Der Graf von Dorincourt, ein alter in sich eingeschloßener Tyrann und von vielen wegen seines
schlechten Charakters gefürchtet, hat seine drei Söhne verloren und ist nun um sein Erbe besorgt. Deshalb schickt er seinen persönlichen Anwalt, Mr. Havisham, nach Amerika, wo er Cedric, seinen Enkelsohn (Sohn seines jüngsten Sohnes) ausfindig machen und nach England bringen soll.
Cedric, der zukünftige Lord Fauntleroy, soll bei seinem Großvater aufwachsen, während seiner Mutter ein Landhaus in der Nähe des Schlosses zur Verfügung gestellt wird, da der Graf die Amerikaner grundsätzlich hasst. Er hat es seinem jüngsten Sohn niemals verziehen, das er eine Amerikanerin heiratete.

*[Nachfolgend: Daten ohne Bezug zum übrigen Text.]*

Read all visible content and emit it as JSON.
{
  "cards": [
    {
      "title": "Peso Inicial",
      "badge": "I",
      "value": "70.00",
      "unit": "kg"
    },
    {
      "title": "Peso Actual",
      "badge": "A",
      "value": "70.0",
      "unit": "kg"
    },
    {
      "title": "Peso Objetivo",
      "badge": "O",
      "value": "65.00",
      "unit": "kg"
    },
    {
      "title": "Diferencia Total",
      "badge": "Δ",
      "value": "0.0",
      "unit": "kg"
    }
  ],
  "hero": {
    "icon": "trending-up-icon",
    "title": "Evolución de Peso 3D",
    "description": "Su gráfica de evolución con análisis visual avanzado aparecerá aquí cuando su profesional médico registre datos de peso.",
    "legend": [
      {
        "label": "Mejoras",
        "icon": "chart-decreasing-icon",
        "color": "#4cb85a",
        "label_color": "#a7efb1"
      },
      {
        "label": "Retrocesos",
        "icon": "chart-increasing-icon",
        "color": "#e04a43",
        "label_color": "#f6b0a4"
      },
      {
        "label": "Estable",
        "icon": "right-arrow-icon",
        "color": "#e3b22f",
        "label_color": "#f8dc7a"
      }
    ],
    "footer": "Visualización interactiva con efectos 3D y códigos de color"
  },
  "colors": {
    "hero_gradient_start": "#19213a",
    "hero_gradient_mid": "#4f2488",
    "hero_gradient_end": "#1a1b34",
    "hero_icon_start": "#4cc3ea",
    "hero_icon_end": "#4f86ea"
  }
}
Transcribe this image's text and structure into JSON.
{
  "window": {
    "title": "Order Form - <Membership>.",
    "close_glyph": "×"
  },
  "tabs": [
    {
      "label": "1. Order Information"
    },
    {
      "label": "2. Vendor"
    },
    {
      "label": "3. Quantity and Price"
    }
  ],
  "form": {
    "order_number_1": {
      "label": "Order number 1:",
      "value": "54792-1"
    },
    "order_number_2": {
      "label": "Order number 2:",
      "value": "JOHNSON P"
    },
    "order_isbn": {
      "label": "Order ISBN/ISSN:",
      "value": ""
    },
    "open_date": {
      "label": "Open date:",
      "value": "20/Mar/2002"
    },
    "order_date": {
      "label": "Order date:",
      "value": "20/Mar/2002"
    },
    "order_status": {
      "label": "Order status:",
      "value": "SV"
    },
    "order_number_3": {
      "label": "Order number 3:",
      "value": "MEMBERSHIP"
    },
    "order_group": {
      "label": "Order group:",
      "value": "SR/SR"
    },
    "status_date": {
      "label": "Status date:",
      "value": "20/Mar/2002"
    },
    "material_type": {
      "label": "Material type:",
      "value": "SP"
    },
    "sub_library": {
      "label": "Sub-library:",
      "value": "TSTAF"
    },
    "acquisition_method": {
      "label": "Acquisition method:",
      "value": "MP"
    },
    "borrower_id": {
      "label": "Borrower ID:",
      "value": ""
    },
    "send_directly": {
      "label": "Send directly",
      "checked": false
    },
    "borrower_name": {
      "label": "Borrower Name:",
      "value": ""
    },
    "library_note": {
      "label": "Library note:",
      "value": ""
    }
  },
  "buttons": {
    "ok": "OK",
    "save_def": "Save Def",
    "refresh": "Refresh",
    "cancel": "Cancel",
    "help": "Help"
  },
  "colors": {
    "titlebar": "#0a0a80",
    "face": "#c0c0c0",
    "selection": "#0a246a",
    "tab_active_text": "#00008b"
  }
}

Cedric’s Mutter akzeptiert das Angebot, welches ihr Havisham darlegt und bereitet ihren Sohn auf eine neue Zukunft vor. Jedoch lehnt sie eine finanzielle Hilfe des Grafen ab, da sie ihren Sohn nicht an seinen Großvater verkauft. Sie nimmt nur das Haus an, um in der Nähe des Kleinen zu bleiben und ihn somit täglich sehen zu können. Cedric verabschiedet sich von seinen zwei besten Freunden: Mr. Hobbs (ein Spezereikrämer dem er eine Uhr mit einer Inschrift schenkt) und Dick der Schuhputzer, dem er seine Schulden bezahlt und ein weiteres Geschenk für sein eigenes Geschäft macht.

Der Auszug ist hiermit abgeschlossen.